Saturday, 5 July 2008

Why women don't lay rape complaints

Read this and weep.


Anna McM said...

Some Associate Professor Such-and-such said on the news last night that he was unsure why the complainant had written a letter describing her experiences, as if it was in some way suspicious. It's actually pretty obvious, if you look at it from the perspective of a human being rather than that of a lawyer. Telling her story is the only thing resembling justice this woman will get - certainly the media and general public don't much care about her welfare, and would savage her if charges were laid.

Julie said...

Two thoughts:

1. Glenda Hughes is doing the spokesing for the victim. This is a very intriguing choice, as she is an ex-National MP and also has a history of doing management and media work for athletes (if I'm thinking of the right person). She has probably represented rugby players in the past.

2. The English RFU's CEO is reportedly "desperate" to clear the names of the players. Doesn't bode very well for a fair and independent inquiry now does it? Basically they seem to only be interested in finding a way to make it look like nothing. I hope I'm wrong.

Anonymous said...

I know! I saw that. It was law prof Bill Hodge. Of course, if the woman is not going to lay a formal complaint, she wouldn't want to deal directly with the media or the rugby board that is investigating. Doing that would undermine the reasons she isn't laying the formal complaint in the first place (avoiding further persecution/invasion of privacy).

By using a lawyers letter it added authority to her claims and lifted it above the smutty tabloid style reportage of our media. I am so furious though that this woman will not have the opportunity to take this to court because she has already seen the destruction of her character in NZ and overseas and can't face any more.

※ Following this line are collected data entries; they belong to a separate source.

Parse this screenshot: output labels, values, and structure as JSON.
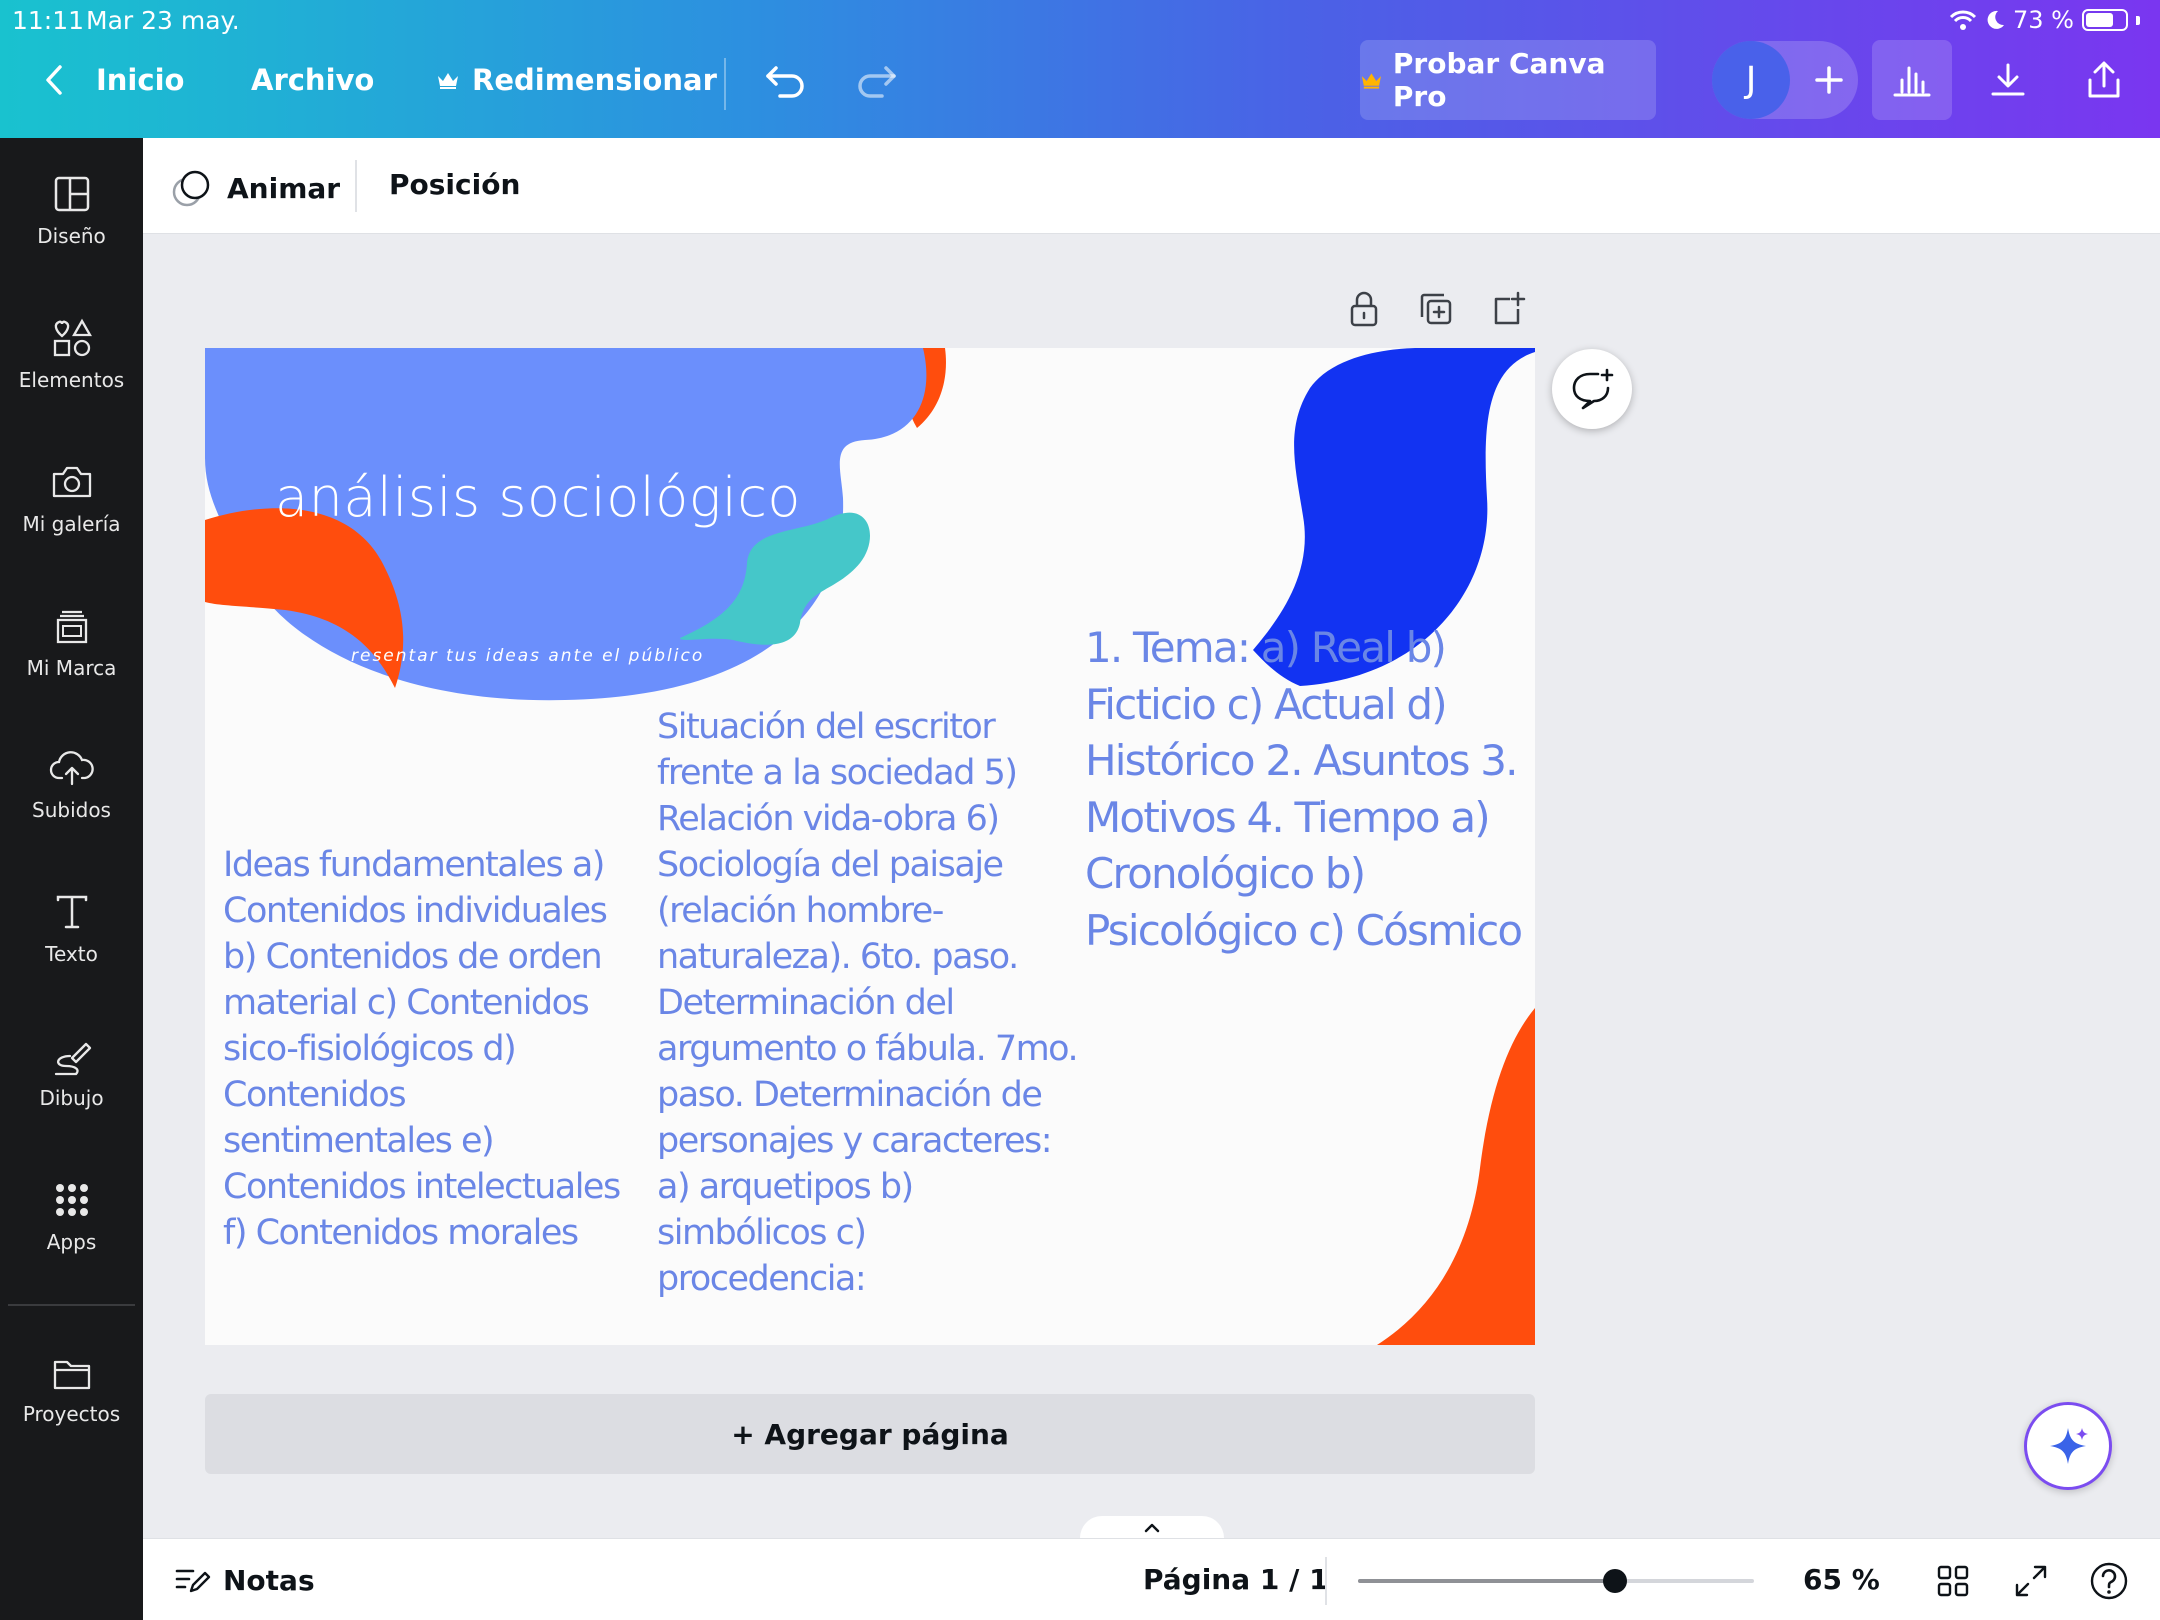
{
  "status_bar": {
    "time": "11:11",
    "date": "Mar 23 may.",
    "battery": "73 %",
    "battery_level": 0.73
  },
  "topbar": {
    "back_label": "Inicio",
    "file_label": "Archivo",
    "resize_label": "Redimensionar",
    "pro_label": "Probar Canva Pro",
    "avatar_initial": "J"
  },
  "sidebar": {
    "items": [
      {
        "label": "Diseño",
        "icon": "layout-icon"
      },
      {
        "label": "Elementos",
        "icon": "shapes-icon"
      },
      {
        "label": "Mi galería",
        "icon": "camera-icon"
      },
      {
        "label": "Mi Marca",
        "icon": "brand-icon"
      },
      {
        "label": "Subidos",
        "icon": "cloud-upload-icon"
      },
      {
        "label": "Texto",
        "icon": "text-icon"
      },
      {
        "label": "Dibujo",
        "icon": "draw-icon"
      },
      {
        "label": "Apps",
        "icon": "apps-grid-icon"
      },
      {
        "label": "Proyectos",
        "icon": "folder-icon"
      }
    ]
  },
  "toolbar": {
    "animate_label": "Animar",
    "position_label": "Posición"
  },
  "slide": {
    "title": "análisis sociológico",
    "subtitle": "resentar tus ideas ante el público",
    "col1": "Ideas fundamentales a) Contenidos individuales b) Contenidos de orden material c) Contenidos sico-fisiológicos d) Contenidos sentimentales e) Contenidos intelectuales f) Contenidos morales",
    "col2": "Situación del escritor frente a la sociedad 5) Relación vida-obra 6) Sociología del paisaje (relación hombre-naturaleza). 6to. paso. Determinación del argumento o fábula. 7mo. paso. Determinación de personajes y caracteres: a) arquetipos b) simbólicos c) procedencia:",
    "col3": "1. Tema: a) Real b) Ficticio c) Actual d) Histórico 2. Asuntos 3. Motivos 4. Tiempo a) Cronológico b) Psicológico c) Cósmico",
    "colors": {
      "text": "#6a86e6",
      "blob_light_blue": "#6b8ffc",
      "blob_dark_blue": "#1233f2",
      "blob_orange": "#ff4d0d",
      "blob_teal": "#45c7c9"
    }
  },
  "add_page_label": "+ Agregar página",
  "footer": {
    "notes_label": "Notas",
    "page_label": "Página 1 / 1",
    "zoom_label": "65 %",
    "zoom_level": 0.65
  }
}
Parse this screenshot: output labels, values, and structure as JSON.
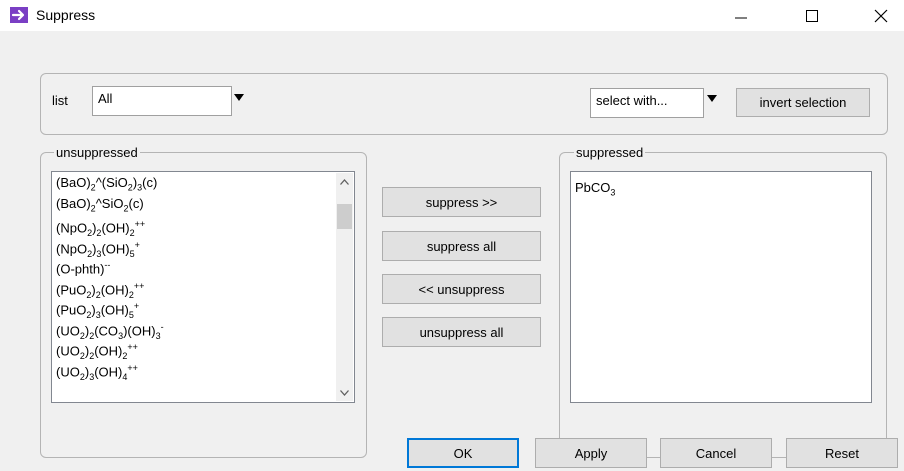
{
  "window": {
    "title": "Suppress",
    "minimize_glyph": "—",
    "maximize_glyph": "☐",
    "close_glyph": "✕"
  },
  "filter": {
    "list_label": "list",
    "list_value": "All",
    "select_with_value": "select with...",
    "invert_selection_label": "invert selection"
  },
  "unsuppressed": {
    "legend": "unsuppressed",
    "items": [
      "(BaO)2^(SiO2)3(c)",
      "(BaO)2^SiO2(c)",
      "(NpO2)2(OH)2++",
      "(NpO2)3(OH)5+",
      "(O-phth)--",
      "(PuO2)2(OH)2++",
      "(PuO2)3(OH)5+",
      "(UO2)2(CO3)(OH)3-",
      "(UO2)2(OH)2++",
      "(UO2)3(OH)4++"
    ]
  },
  "actions": {
    "suppress": "suppress >>",
    "suppress_all": "suppress all",
    "unsuppress": "<< unsuppress",
    "unsuppress_all": "unsuppress all"
  },
  "suppressed": {
    "legend": "suppressed",
    "items": [
      "PbCO3"
    ]
  },
  "footer": {
    "ok": "OK",
    "apply": "Apply",
    "cancel": "Cancel",
    "reset": "Reset"
  },
  "colors": {
    "app_icon": "#7a3fc4",
    "default_button_border": "#0078d7"
  }
}
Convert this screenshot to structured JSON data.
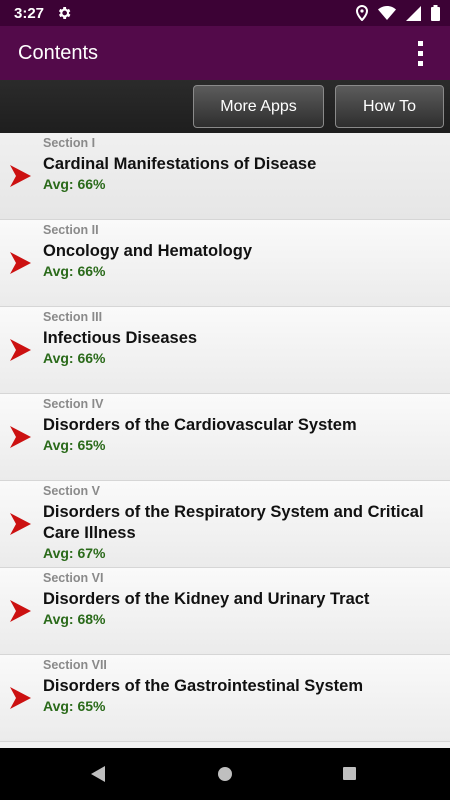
{
  "status_bar": {
    "time": "3:27",
    "icons": [
      "gear-icon",
      "location-icon",
      "wifi-icon",
      "signal-icon",
      "battery-icon"
    ]
  },
  "app_bar": {
    "title": "Contents",
    "menu_icon": "overflow-menu-icon",
    "color": "#530a4a"
  },
  "toolbar": {
    "more_apps_label": "More Apps",
    "how_to_label": "How To"
  },
  "sections": [
    {
      "section": "Section I",
      "title": "Cardinal Manifestations of Disease",
      "avg": "Avg: 66%"
    },
    {
      "section": "Section II",
      "title": "Oncology and Hematology",
      "avg": "Avg: 66%"
    },
    {
      "section": "Section III",
      "title": "Infectious Diseases",
      "avg": "Avg: 66%"
    },
    {
      "section": "Section IV",
      "title": "Disorders of the Cardiovascular System",
      "avg": "Avg: 65%"
    },
    {
      "section": "Section V",
      "title": "Disorders of the Respiratory System and Critical Care Illness",
      "avg": "Avg: 67%"
    },
    {
      "section": "Section VI",
      "title": "Disorders of the Kidney and Urinary Tract",
      "avg": "Avg: 68%"
    },
    {
      "section": "Section VII",
      "title": "Disorders of the Gastrointestinal System",
      "avg": "Avg: 65%"
    }
  ],
  "colors": {
    "avg_text": "#2a6a1a",
    "arrow": "#cc1111"
  },
  "nav_bar": {
    "icons": [
      "back-icon",
      "home-icon",
      "recents-icon"
    ]
  }
}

Shame on our media and our rugby obsessed culture

Ari said...


Do you get the feeling that the rape-apologists just want this to go to trial so that they can shame her as hard as possible?

I think a letter to the media is brave, because she's still vulnerable to exactly the same attacks, except this way those attacks are protected by free speech. I really hope she's not reading the newspaper.

This is making me feel psychosomatically dirty. I think I need a shower. Eww.

Carol said...

I don’t know which is worst: the fact that it’s had to get rapists convicted or the way the mainstream media mostly deals with it.

OTOH don’t assume that all rugby fans, especially male rugby fans, have retrograde attitudes on the issue. I’ve been following some of the online discussions. See for instance planet rugby (international forum). The discussions have often been conflicted and fractious (in keeping with many discussions on the forum). And while some guys have expressed a negative and derogatory attitude towards the 18 year old woman, many have supported her – including many Kiwi guys.

The views have ranged from nasty attacks on the woman to others that have been very critical of the 4 accused English rugby players. Some have said it was all consensual and boys will be boys (especially red blooded rugby players), but others have said even if it was consensual it was wrong for 4 burly rugby guys to have group sex with an 18 year old woman – that it brings the team and the game into disrepute.

Also it’s heartening that many guys have taken on board the comments by people like the women’s refuge spokeswoman, about how difficult it is for a rape victim to go through the trial process, especially when so few rapist get convicted.

See here for instance (last night’s thread on the topic seems to have been removed – must have got too fractious?)

The woman complainant sounds like she has a very sensible approach in difficult circumstances.

Carol said...

Sorry: I meant the spokeswoman from the rape crisis centre, not from the women's refuge.